Önüne geleni kapıp ardına geleni tepmek : 1. Kendi çıkarını düşünüp, geri kalan her şeyi çiğnemek. 2. Herkesi incitmek, herkese saldırmak.
Öp babanın elini : Beklenmedik, elverişsiz bir durum karşısında ‘şimdi ne olacak’ anlamında kullanılır.
Öp (öpüp) de başa (başına) koymak : Memnunlukla kabul etmek, şükretmek, seve seve kabul etmek. Kendisine yapılmış olan bir yardımı büyük bir iyilik saymak.
Öperken ısırmak : Güler yüz göstererek can yakmak, hırpalamak.
Örneğini almak (çıkarmak) : Kopya ederek benzerini çizmek, benzerini yapmak.
Örnek almak : 1. Birinin davranışlarını ölçü kabul edip, kendi davranışlarını ona göre ayarlamak. 2. Biçimini çizmek.
Örtbas etmek : Bir durumun duyulmaması ve ortalığa yayılmaması için gerekli önlemleri almak, olayı kapatmak.

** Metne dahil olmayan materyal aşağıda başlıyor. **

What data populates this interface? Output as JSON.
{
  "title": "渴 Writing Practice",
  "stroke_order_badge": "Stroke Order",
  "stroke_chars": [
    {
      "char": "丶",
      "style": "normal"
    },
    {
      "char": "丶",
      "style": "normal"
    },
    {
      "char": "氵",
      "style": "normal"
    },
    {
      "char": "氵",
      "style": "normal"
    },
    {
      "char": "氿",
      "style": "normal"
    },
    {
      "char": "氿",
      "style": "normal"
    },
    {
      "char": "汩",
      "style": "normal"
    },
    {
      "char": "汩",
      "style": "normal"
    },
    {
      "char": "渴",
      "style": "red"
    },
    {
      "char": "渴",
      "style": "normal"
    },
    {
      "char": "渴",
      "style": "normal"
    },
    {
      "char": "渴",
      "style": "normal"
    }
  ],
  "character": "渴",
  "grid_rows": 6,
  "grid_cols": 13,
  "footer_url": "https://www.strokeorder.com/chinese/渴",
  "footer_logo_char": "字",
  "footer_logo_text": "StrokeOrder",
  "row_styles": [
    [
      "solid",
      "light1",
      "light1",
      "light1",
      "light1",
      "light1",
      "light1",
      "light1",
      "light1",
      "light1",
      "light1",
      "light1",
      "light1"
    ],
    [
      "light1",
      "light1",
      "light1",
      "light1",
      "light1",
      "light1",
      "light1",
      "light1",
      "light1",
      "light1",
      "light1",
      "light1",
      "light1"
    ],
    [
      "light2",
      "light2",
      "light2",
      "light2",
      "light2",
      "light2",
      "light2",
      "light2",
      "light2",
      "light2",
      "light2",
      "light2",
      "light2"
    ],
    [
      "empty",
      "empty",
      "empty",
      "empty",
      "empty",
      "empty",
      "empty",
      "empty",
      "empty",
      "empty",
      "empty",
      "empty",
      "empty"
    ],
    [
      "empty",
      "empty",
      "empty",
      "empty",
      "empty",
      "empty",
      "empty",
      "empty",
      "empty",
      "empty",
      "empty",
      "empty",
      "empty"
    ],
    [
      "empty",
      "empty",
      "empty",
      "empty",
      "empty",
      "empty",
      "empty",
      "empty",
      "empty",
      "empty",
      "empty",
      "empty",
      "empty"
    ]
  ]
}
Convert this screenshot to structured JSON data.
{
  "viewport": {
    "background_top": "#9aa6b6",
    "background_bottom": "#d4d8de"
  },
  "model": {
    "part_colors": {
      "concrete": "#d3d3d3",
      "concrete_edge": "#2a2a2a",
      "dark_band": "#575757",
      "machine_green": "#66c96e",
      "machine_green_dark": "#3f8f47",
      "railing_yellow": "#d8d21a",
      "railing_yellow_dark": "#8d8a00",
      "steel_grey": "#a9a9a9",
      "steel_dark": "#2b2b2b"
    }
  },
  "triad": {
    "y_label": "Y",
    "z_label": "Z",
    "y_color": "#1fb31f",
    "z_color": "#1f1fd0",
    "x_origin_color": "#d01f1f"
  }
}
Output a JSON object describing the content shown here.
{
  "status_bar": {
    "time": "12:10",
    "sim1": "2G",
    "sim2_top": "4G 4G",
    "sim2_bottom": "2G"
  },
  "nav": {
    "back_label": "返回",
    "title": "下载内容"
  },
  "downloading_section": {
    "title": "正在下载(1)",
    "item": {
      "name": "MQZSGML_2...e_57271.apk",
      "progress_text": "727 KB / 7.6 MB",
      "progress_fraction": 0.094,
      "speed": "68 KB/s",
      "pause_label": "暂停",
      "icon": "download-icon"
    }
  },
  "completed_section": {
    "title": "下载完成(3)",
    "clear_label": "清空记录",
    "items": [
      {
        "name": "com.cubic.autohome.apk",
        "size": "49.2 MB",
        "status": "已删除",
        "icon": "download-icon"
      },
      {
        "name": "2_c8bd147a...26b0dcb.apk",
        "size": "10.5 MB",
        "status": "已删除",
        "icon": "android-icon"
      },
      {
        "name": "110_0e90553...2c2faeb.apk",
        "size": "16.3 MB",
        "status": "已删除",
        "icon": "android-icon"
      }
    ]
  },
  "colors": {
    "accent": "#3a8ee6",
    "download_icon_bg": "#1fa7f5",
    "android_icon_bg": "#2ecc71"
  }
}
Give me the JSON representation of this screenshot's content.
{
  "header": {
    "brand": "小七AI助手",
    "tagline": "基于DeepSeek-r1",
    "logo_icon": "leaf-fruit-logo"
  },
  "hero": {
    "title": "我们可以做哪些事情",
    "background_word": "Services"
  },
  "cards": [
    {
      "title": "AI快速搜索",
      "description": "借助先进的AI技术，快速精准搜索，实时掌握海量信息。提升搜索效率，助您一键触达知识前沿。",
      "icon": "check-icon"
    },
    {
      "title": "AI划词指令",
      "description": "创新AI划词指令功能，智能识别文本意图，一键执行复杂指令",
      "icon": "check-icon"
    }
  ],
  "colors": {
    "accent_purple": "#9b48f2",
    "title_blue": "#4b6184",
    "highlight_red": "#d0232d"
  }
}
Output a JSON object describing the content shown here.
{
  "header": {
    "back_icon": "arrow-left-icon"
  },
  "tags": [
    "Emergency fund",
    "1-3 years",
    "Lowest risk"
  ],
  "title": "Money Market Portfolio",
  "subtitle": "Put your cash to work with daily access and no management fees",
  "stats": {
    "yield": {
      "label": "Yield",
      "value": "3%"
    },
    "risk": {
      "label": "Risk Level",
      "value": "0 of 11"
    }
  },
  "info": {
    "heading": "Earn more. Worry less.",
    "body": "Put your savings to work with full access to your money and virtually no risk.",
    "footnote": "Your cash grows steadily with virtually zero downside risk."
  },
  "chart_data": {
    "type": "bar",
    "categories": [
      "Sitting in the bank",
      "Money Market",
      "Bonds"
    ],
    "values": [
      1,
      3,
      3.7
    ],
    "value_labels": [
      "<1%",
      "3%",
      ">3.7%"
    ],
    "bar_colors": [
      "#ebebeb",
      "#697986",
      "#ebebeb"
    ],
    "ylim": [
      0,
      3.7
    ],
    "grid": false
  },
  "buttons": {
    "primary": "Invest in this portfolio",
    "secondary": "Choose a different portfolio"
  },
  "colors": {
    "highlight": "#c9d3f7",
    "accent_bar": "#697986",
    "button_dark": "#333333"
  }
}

Örümcek bağlamak : 1. Bir şey ya da yer, uzun süreden beri kullanılmamış olduğundan tozlanmış ve örümcek ağlarıyla sarılmış olmak. 2. Üstünde örümcek ağı bulunmak.
Örümcek kafalı : Çağdaş gelişime ayak uyduramayan, hiçbir şekilde yenilikleri kabul etmeyen, eskiye körü körüne bağlı olan, tutucu.
Öteki beriki : Olur olmaz kimseler, kim oldukları bilinmeyenler.
Öve öve göklere çıkarmak : Bir kimseyi çok fazla övmek.
Övünmek gibi olmasın : Söylediklerimle övündüğüm sanılmasın, kendimi övmek için söylemiyorum, deneyimlerimden yararlanılsın diye söylüyorum.
Özen göstermek : 1. Çok güzel olması için çaba göstermek, 2. Titiz, dikkatli davranmak.
Özenip bezenmek : Bir işi ayrıntılarına varıncaya kadar titizlikle ele almak.
Özrü kabahatinden büyük (olmak) : Suçunu bağışlatmak için söylediği söz, belirttiği özür, suçundan daha büyük suç olmak.
Özü sözü bir (olmak) : Düşünce ve davranışları aynı olan, içi dışı bir.
Özür dilemek : İşlediği bir suç ya da yaptığı bir yanlıştan dolayı bağışlanmasını istemek.